ASSESSMENT
InTASC Standard 6: The teacher understands and uses multiple methods of assessment to engage learners in their own growth, to monitor learner progress, and to guide the teacher’s and learner’s decision making.
Assessments go far beyond multiple choice and right-and wrong-answers. In an early childhood classroom, they provide invaluable information to educators and parents about how a child is developing. Teachers must use multiple methods to assess students because all students do not learn under the same pedagogy or with the same educational experiences. Ongoing age-appropriate assessments are incredibly beneficial guides to use while making instructional decisions about students learning and development. They lead to decisions that support children’s learning by highlighting children’s strengths, needs, interests, and preferences. Assessing children 5 and under should take place in a natural setting during the day-to-day activities they normally do since young students have not mastered the skills of reading and writing. These informal and formal assessments can be used for planning activities and track learning for the entire classroom or individual students.

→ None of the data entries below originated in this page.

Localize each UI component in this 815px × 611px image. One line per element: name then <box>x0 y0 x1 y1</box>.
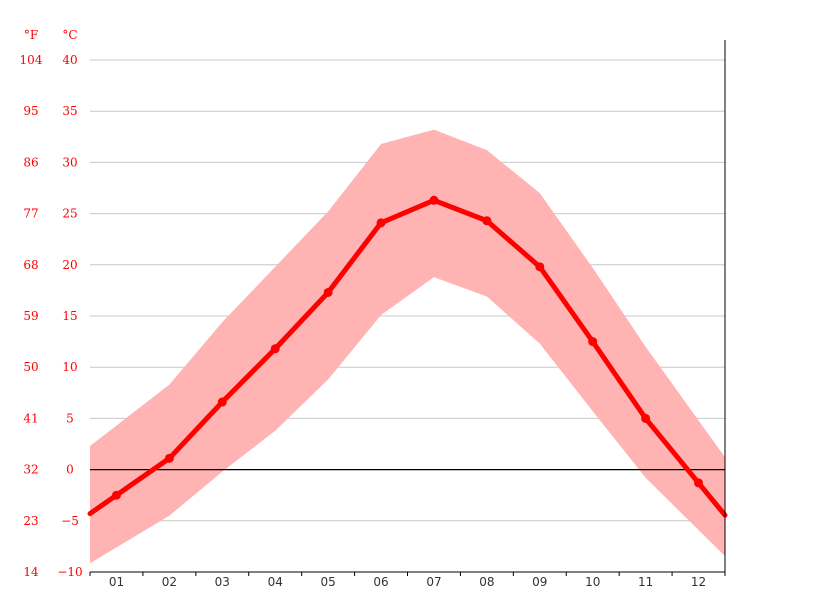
y-tick-label-fahrenheit: 77 <box>23 207 38 221</box>
y-tick-label-celsius: 20 <box>62 258 77 272</box>
y-tick-label-celsius: 15 <box>62 309 77 323</box>
data-point <box>429 195 439 205</box>
y-tick-label-celsius: −5 <box>61 514 79 528</box>
y-tick-label-celsius: 0 <box>66 463 74 477</box>
y-tick-label-fahrenheit: 50 <box>23 360 38 374</box>
celsius-unit-label: °C <box>62 28 77 42</box>
x-tick-label: 02 <box>162 575 177 589</box>
x-tick-label: 06 <box>373 575 388 589</box>
x-tick-label: 05 <box>320 575 335 589</box>
x-tick-label: 07 <box>426 575 441 589</box>
temperature-range-band <box>90 129 725 564</box>
data-point <box>694 478 704 488</box>
data-point <box>111 490 121 500</box>
y-tick-label-fahrenheit: 14 <box>23 565 39 579</box>
data-point <box>482 216 492 226</box>
mean-temperature-series <box>87 195 728 518</box>
y-tick-label-celsius: −10 <box>57 565 82 579</box>
tick-labels: °F °C 01 02 03 04 05 06 07 08 09 10 11 124010435953… <box>20 28 707 589</box>
x-tick-label: 08 <box>479 575 494 589</box>
range-band-area <box>90 129 725 564</box>
x-tick-label: 04 <box>268 575 283 589</box>
x-tick-label: 01 <box>109 575 124 589</box>
y-tick-label-fahrenheit: 59 <box>23 309 38 323</box>
y-tick-label-fahrenheit: 23 <box>23 514 38 528</box>
data-point <box>641 413 651 423</box>
y-tick-label-celsius: 10 <box>62 360 77 374</box>
y-tick-label-fahrenheit: 104 <box>20 53 43 67</box>
data-point <box>323 287 333 297</box>
x-tick-label: 12 <box>691 575 706 589</box>
y-tick-label-celsius: 30 <box>62 155 77 169</box>
y-tick-label-fahrenheit: 86 <box>23 155 38 169</box>
data-point <box>270 344 280 354</box>
data-point <box>588 337 598 347</box>
data-point <box>164 453 174 463</box>
y-tick-label-celsius: 35 <box>62 104 77 118</box>
x-tick-label: 09 <box>532 575 547 589</box>
x-tick-label: 11 <box>638 575 653 589</box>
y-tick-label-fahrenheit: 32 <box>23 463 38 477</box>
y-tick-label-celsius: 40 <box>62 53 77 67</box>
data-point <box>217 397 227 407</box>
series-line <box>87 197 728 518</box>
y-tick-label-celsius: 25 <box>62 207 77 221</box>
axes <box>89 40 726 576</box>
y-tick-label-fahrenheit: 68 <box>23 258 38 272</box>
x-tick-label: 03 <box>215 575 230 589</box>
fahrenheit-unit-label: °F <box>24 28 38 42</box>
y-tick-label-fahrenheit: 95 <box>23 104 38 118</box>
data-point <box>376 218 386 228</box>
y-tick-label-celsius: 5 <box>66 411 74 425</box>
x-tick-label: 10 <box>585 575 600 589</box>
data-point <box>535 262 545 272</box>
y-tick-label-fahrenheit: 41 <box>23 411 38 425</box>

In my classroom, I use diagnostic, formative, and summative assessments. These assessments help me gauge how well my students understood a lesson, a unit, or an entire year of learning. I learn about my students through these assessments and identify ways to support their learning and growth. Assessments help me become aware of student’s strengths and areas of their development and learning in which they may need further nurturing and support. I tend to gear most of my assessments towards informal assessments to measure my student's literacy growth.
Click on the links below to learn about the various methods of assessment I use in my classroom.

Year-long Assessment
Assessing Phonics
Making Assessments Meaningful
Conclusion
It is clear that using a range of assessment methods gives students more opportunities to demonstrate their knowledge and skills. Using diagnostic, formative, and summative assessments measure a variety of aspects of student learning, skill acquisition, application, and conceptual development. To be an effective educator, I must use these assessments to inform instruction within and between lessons for both students and myself. Adjusting my instruction early from information gathered during formative assessments will help students master concepts. Monitoring students' progress with observation logs, and learning trackers provide me with information on how well a student has mastered a learning target. By reflecting and examining information from student assessments I can make decisions on who needs additional challenges, who needs reteaching, and how students should be grouped for small-group instruction. It is critical for me to consider the data from assessment when I plan what to teach, how to teach it, and how I will structure my classroom atmosphere to support student learning.